This past summer we spent three straight days in Disneyland with Becca’s side of the family. As was expected we had a blast and are already looking forward to going back this coming summer. Though, there’s something that has stayed with me since we left the parks. It was the quiet that we encountered when we got back to Becca’s parents house after the three days of madness. It hit me then how overstimulating Disneyland is from the amount of people to the subtle background music to the full on in your face imagery like fireworks, parades, and Disney characters. The quiet that we encountered after this was incredibly refreshing and much needed.
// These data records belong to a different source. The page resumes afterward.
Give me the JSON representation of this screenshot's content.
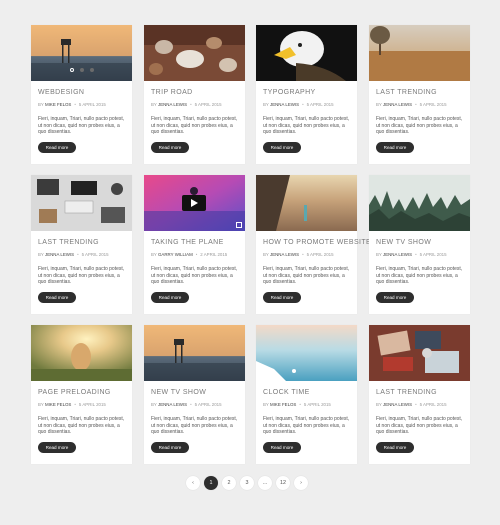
{
  "button_label": "Read more",
  "excerpt": "Fieri, inquam, Triari, nullo pacto potest, ut non dicas, quid non probes eius, a quo dissentias.",
  "by_prefix": "BY",
  "dot": "•",
  "cards": [
    {
      "title": "WEBDESIGN",
      "author": "MIKE FELOS",
      "date": "5 APRIL 2015",
      "thumb": "pier-sunset",
      "slider": true
    },
    {
      "title": "TRIP ROAD",
      "author": "JENNA LEWIS",
      "date": "5 APRIL 2015",
      "thumb": "cafe-table"
    },
    {
      "title": "TYPOGRAPHY",
      "author": "JENNA LEWIS",
      "date": "5 APRIL 2015",
      "thumb": "eagle"
    },
    {
      "title": "LAST TRENDING",
      "author": "JENNA LEWIS",
      "date": "5 APRIL 2015",
      "thumb": "grass-field"
    },
    {
      "title": "LAST TRENDING",
      "author": "JENNA LEWIS",
      "date": "5 APRIL 2015",
      "thumb": "desk"
    },
    {
      "title": "TAKING THE PLANE",
      "author": "GARRY WILLIAM",
      "date": "2 APRIL 2015",
      "thumb": "video",
      "video": true
    },
    {
      "title": "HOW TO PROMOTE WEBSITE?",
      "author": "JENNA LEWIS",
      "date": "5 APRIL 2015",
      "thumb": "beach"
    },
    {
      "title": "NEW TV SHOW",
      "author": "JENNA LEWIS",
      "date": "5 APRIL 2015",
      "thumb": "forest"
    },
    {
      "title": "PAGE PRELOADING",
      "author": "MIKE FELOS",
      "date": "5 APRIL 2015",
      "thumb": "girl-sunlight"
    },
    {
      "title": "NEW TV SHOW",
      "author": "JENNA LEWIS",
      "date": "5 APRIL 2015",
      "thumb": "pier-sunset"
    },
    {
      "title": "CLOCK TIME",
      "author": "MIKE FELOS",
      "date": "5 APRIL 2015",
      "thumb": "pool-sea"
    },
    {
      "title": "LAST TRENDING",
      "author": "JENNA LEWIS",
      "date": "5 APRIL 2015",
      "thumb": "paper-stack"
    }
  ],
  "pagination": {
    "prev": "‹",
    "pages": [
      "1",
      "2",
      "3",
      "...",
      "12"
    ],
    "next": "›",
    "active": "1"
  }
}
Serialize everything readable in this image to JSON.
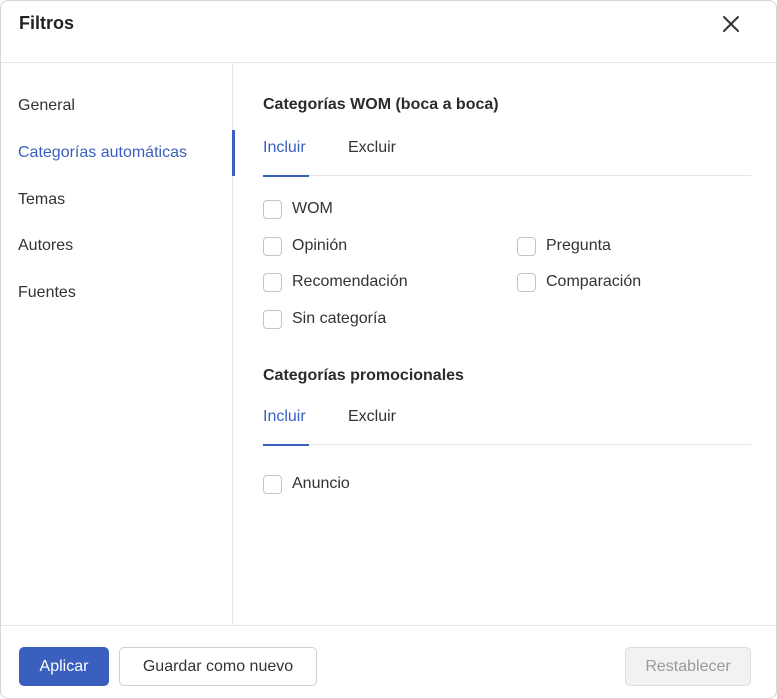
{
  "dialog": {
    "title": "Filtros"
  },
  "sidebar": {
    "items": [
      {
        "label": "General"
      },
      {
        "label": "Categorías automáticas"
      },
      {
        "label": "Temas"
      },
      {
        "label": "Autores"
      },
      {
        "label": "Fuentes"
      }
    ],
    "active_index": 1
  },
  "wom": {
    "title": "Categorías WOM (boca a boca)",
    "tabs": [
      {
        "label": "Incluir"
      },
      {
        "label": "Excluir"
      }
    ],
    "options": [
      {
        "label": "WOM",
        "checked": false
      },
      {
        "label": "Opinión",
        "checked": false
      },
      {
        "label": "Pregunta",
        "checked": false
      },
      {
        "label": "Recomendación",
        "checked": false
      },
      {
        "label": "Comparación",
        "checked": false
      },
      {
        "label": "Sin categoría",
        "checked": false
      }
    ]
  },
  "promo": {
    "title": "Categorías promocionales",
    "tabs": [
      {
        "label": "Incluir"
      },
      {
        "label": "Excluir"
      }
    ],
    "options": [
      {
        "label": "Anuncio",
        "checked": false
      }
    ]
  },
  "footer": {
    "apply_label": "Aplicar",
    "save_new_label": "Guardar como nuevo",
    "reset_label": "Restablecer"
  },
  "colors": {
    "accent": "#3a5fbf",
    "border": "#e6e6e6"
  },
  "icons": {
    "close": "close-icon"
  }
}
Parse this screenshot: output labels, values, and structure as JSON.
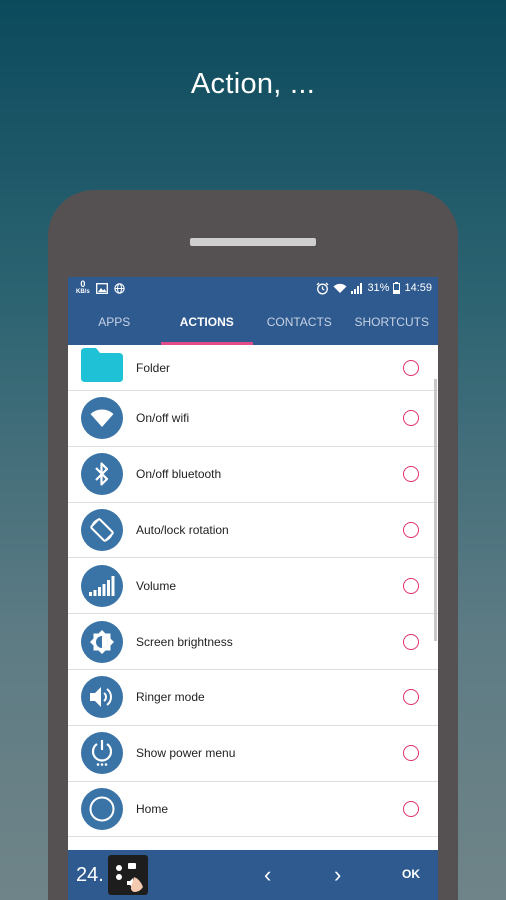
{
  "headline": "Action, ...",
  "status_bar": {
    "speed_value": "0",
    "speed_unit": "KB/s",
    "battery": "31%",
    "time": "14:59"
  },
  "tabs": [
    {
      "label": "APPS",
      "active": false
    },
    {
      "label": "ACTIONS",
      "active": true
    },
    {
      "label": "CONTACTS",
      "active": false
    },
    {
      "label": "SHORTCUTS",
      "active": false
    }
  ],
  "actions": [
    {
      "label": "Folder",
      "icon": "folder-icon"
    },
    {
      "label": "On/off wifi",
      "icon": "wifi-icon"
    },
    {
      "label": "On/off bluetooth",
      "icon": "bluetooth-icon"
    },
    {
      "label": "Auto/lock rotation",
      "icon": "rotation-icon"
    },
    {
      "label": "Volume",
      "icon": "volume-bars-icon"
    },
    {
      "label": "Screen brightness",
      "icon": "brightness-icon"
    },
    {
      "label": "Ringer mode",
      "icon": "speaker-icon"
    },
    {
      "label": "Show power menu",
      "icon": "power-icon"
    },
    {
      "label": "Home",
      "icon": "home-circle-icon"
    }
  ],
  "bottom_bar": {
    "number": "24.",
    "prev_glyph": "‹",
    "next_glyph": "›",
    "ok_label": "OK"
  },
  "colors": {
    "primary": "#2f5a8f",
    "icon_bg": "#3a73a6",
    "accent": "#e0306d",
    "folder": "#1fc1d6"
  }
}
Though, I didn’t realize how much I needed it until I was completely out of the Disney environment.
I’ve seen messages that emphasize that the church should glean something from Disney in regards to the way in which they can hold people’s attention. This point is well taken, especially as it relates to the art of preaching. But I confess I don’t want my attention held, I want it to disappear in God. I’d rather have quiet. It seems like that’s a dangerous commodity these days. Quiet, that is. I know, it is a little weird referring to it as a commodity but I’ve got a 3 year old and a 1 year old. In my world it really seems like it’s something I must trade and invest in given how little of it there is.
Quiet and stillness are truly countercultural in a culture that runs on production and consumption and wears busyness as a badge of honor. To be quiet, to take a step back means to be missing out on something of importance. For only the important are out there because they worked hard to get noticed. They produced and have thereby been rewarded. It’s fascinating, you know? We consume never to be satisfied, only to move on to the next thing. We spend hours Tweeting, sharing, liking and updating only to be more miserable than before. Yet we continue on like the hardest worker in the world; the junkie. Motivated by the next hit of dopamine.
And oddly, we already have what we need. We just struggle to realize it. Is that not the problem that compels the person to become a junkie, to go looking for more? I lack, therefore I must fill. But with what? Noise? Distraction? Maybe Jung was right about us after all when he wrote,
“People will do anything no matter how absurd to avoid facing their own psyches.”